Thursday, 25 April 2013

Etihad winging into a major market


Strategic advantages and imperatives have driven Etihad to pay Jet the 35.1 per cent premium to market price for a 24 per cent stake in India’s No 2 carrier. India is considered among the big growth markets notwithstanding the recent slump in domestic passenger traffic in the country. Growth in domestic and international traffic in and out of India is expected to be far higher than in Etihad’s home turf. The stake buy in Jet allows Etihad to get some of this action. In particular, Jet could provide significant feeder traffic from India to Etihad’s hub, Abu Dhabi, for travel beyond to destinations such as the US. In this context, the ongoing talks over the bilateral air services agreement between India and the UAE assume significance.
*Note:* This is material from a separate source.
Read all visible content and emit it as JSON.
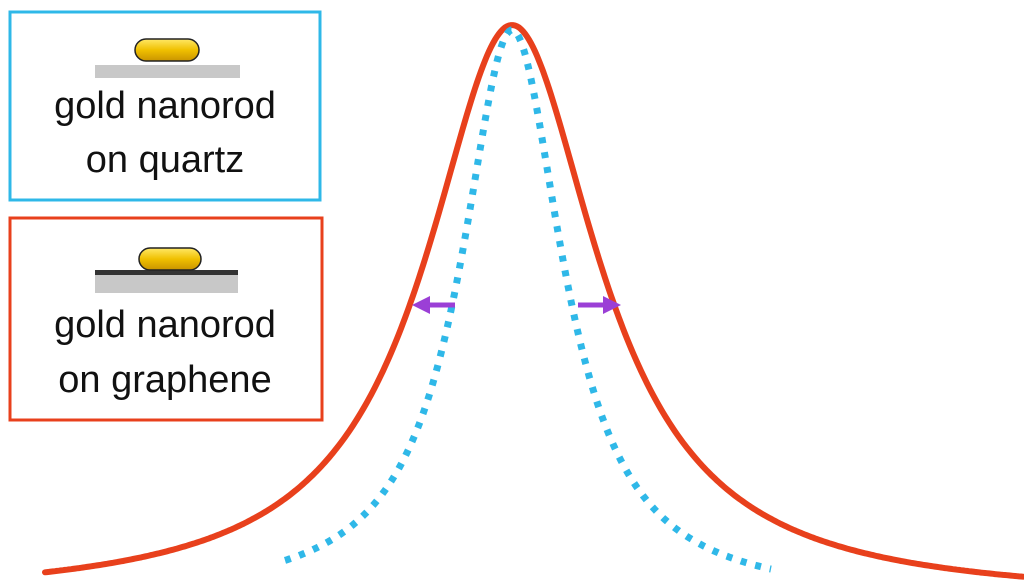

The proposal to increase the seat allocation between India and Abu Dhabi from close to 14,000 seats a week to over 42,000 seats, if approved, will provide a shot-in-the-arm for the Etihad-Jet combine. Etihad would surely have factored in this significant market expansion when deciding to invest in Jet Airways. But the proposal is facing opposition from private airport operators in India that have made big investments. They contend that West Asian hubs such as Dubai and Abu Dhabi channelling traffic from India will impede the chances of an Indian aviation hub emerging.

Etihad, though, is equipped to risk the gamble. Like some of its West Asian counterparts, say, Emirates Airlines, Etihad is financially in a sweet spot. Flush with cash which it needs to deploy effectively, Etihad has been on a shopping spree and has picked stakes in Air Seychelles, Aer Lingus and Virgin Australia. The investment in Jet seems part of the pattern.